Monday, January 21, 2008

Growing the pie

Two thoughts about this story:
For years, Belleville suffered from a severe shortage of family doctors that left thousands of its citizens without a physician of their own.

Then, in less than 12 months, the eastern Ontario city suddenly recruited 10 medical students or residents, who will all but close Belleville's gap in service as they finish their training and set up practice over the next four years.

Just down the highway, Hastings County has similarly beaten the odds in this time of doctor drought, convincing nine physicians-in-training to practice for at least five years in the community.

Both are pleasant spots with lots of recreational opportunities and the like, but their recruitment success seems tied to something more practical. Each municipality is offering physicians up to $150,000 for a promise to work there at least five years.
It turns out that basically amounts to free medical instruction if you agree to serve five years in the community.
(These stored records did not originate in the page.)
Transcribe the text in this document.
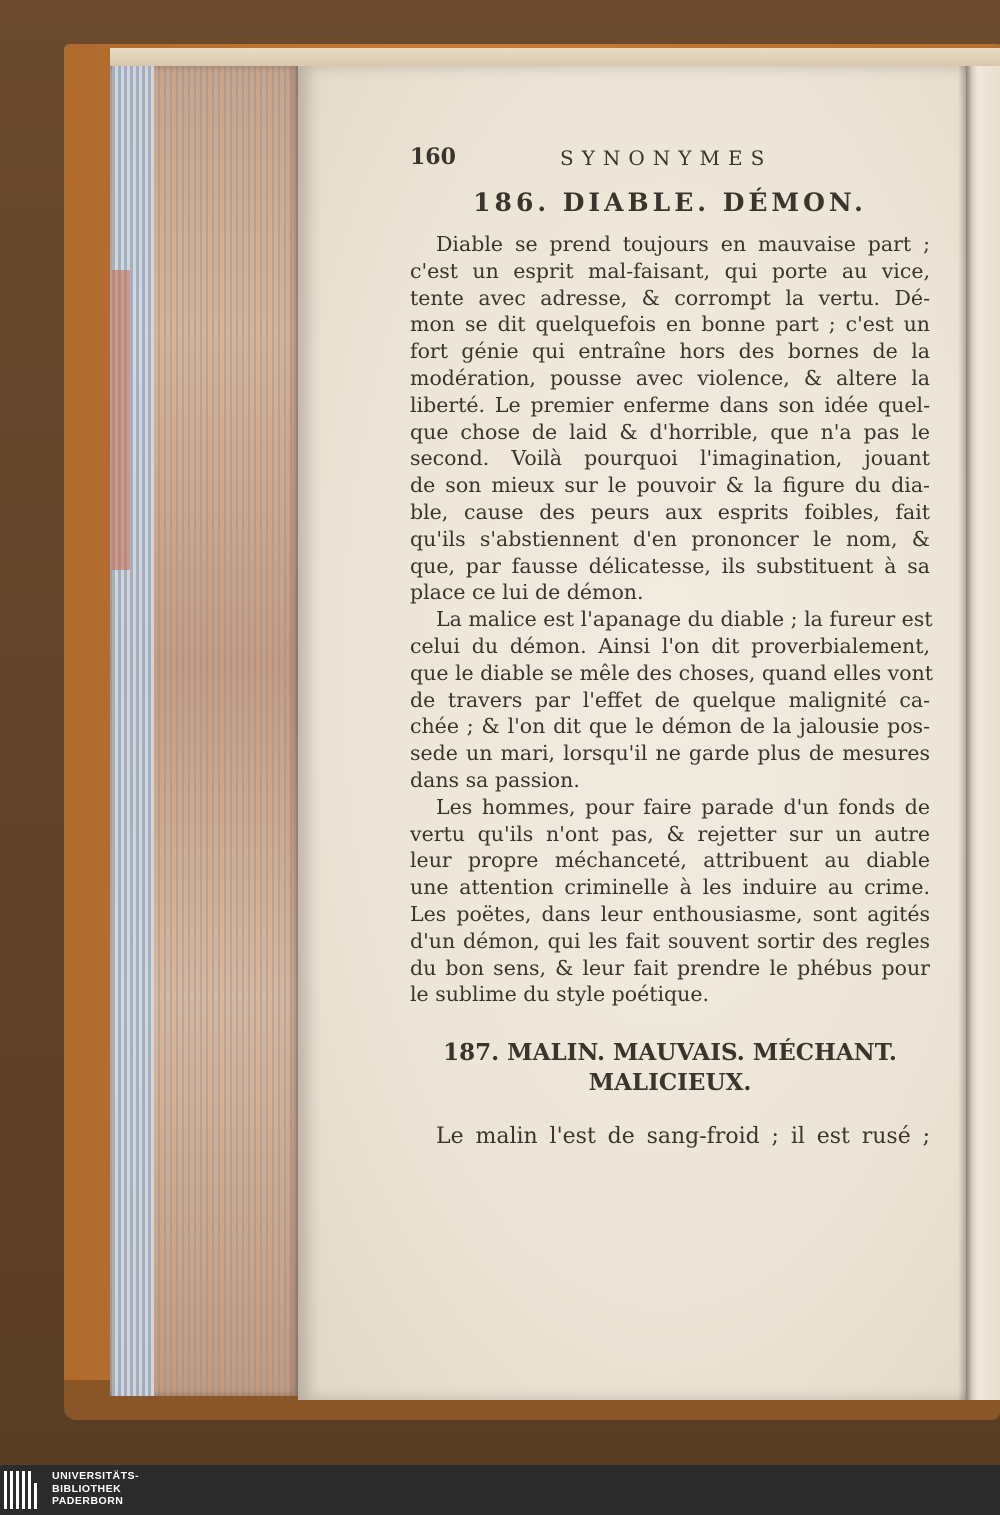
160	SYNONYMES
186. DIABLE. DÉMON.
Diable se prend toujours en mauvaise part ;
c'est un esprit mal-faisant, qui porte au vice,
tente avec adresse, & corrompt la vertu. Dé-
mon se dit quelquefois en bonne part ; c'est un
fort génie qui entraîne hors des bornes de la
modération, pousse avec violence, & altere la
liberté. Le premier enferme dans son idée quel-
que chose de laid & d'horrible, que n'a pas le
second. Voilà pourquoi l'imagination, jouant
de son mieux sur le pouvoir & la figure du dia-
ble, cause des peurs aux esprits foibles, fait
qu'ils s'abstiennent d'en prononcer le nom, &
que, par fausse délicatesse, ils substituent à sa
place ce lui de démon.
La malice est l'apanage du diable ; la fureur est
celui du démon. Ainsi l'on dit proverbialement,
que le diable se mêle des choses, quand elles vont
de travers par l'effet de quelque malignité ca-
chée ; & l'on dit que le démon de la jalousie pos-
sede un mari, lorsqu'il ne garde plus de mesures
dans sa passion.
Les hommes, pour faire parade d'un fonds de
vertu qu'ils n'ont pas, & rejetter sur un autre
leur propre méchanceté, attribuent au diable
une attention criminelle à les induire au crime.
Les poëtes, dans leur enthousiasme, sont agités
d'un démon, qui les fait souvent sortir des regles
du bon sens, & leur fait prendre le phébus pour
le sublime du style poétique.
187. MALIN. MAUVAIS. MÉCHANT.
MALICIEUX.
Le malin l'est de sang-froid ; il est rusé ;
UNIVERSITÄTS-
BIBLIOTHEK
PADERBORN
So like I said, two thoughts: 1) Why isn't the Province of Ontario doing this already? Clearly, we value doctors. They're especially valuable in smaller communities. Problem is, doctors usually don't mind making tons of money, but they like to live somewhere where they can spend it. It shouldn't be up to cash-strapped municipalities to do this, the Province should be targeting communities that need new doctors the most and offer this exact kind of incentive.

BUT;

2) It seems to me this is really wrong:
"I think it's unethical," said Bob Shepherd, Mayor of the Toronto-area township of Uxbridge, which eschews such tactics. "You get this endless spiral of one community trying to outdo the other…. You're stealing doctors from communities that need them as well."
Well, that's possible, but what it really does is make it easier to become a doctor. Belleville wants to pay my tuition to go to school and become a doctor? Well, that would be great if I wasn't already pursuing another avenue, but five years ago free tuition for medical school would have been... worthless to me because I'm woefully underqualified. But the long-term impact of these kinds of ideas is obvious: rather than robbing Peter to pay Paul, you'll see the pool of talent to draw from grow, meaning all municipalities will be better off.

3 comments:

Declan said...

I agree that financial incentives a la Northern Exposure can help distribute the doctors a bit more to where they're needed, but isn't the constraint on the number of doctors the number of places available in medical school, not the cost of medical education?

john said...

Honestly, I don't know. I'm assuming that with increased subsidies, you'd see an increased number of spaces in medical schools, but that could of course be totally unwarranted.

Now, if we'd get moving and certify some immigrant doctors, we could really make a difference.

Mike said...

The constraint is also the ridiculous rules foreign-trained doctors face as well.

Its was the CMA that said in 1990 that we had too many doctors? We suffer while they benefit.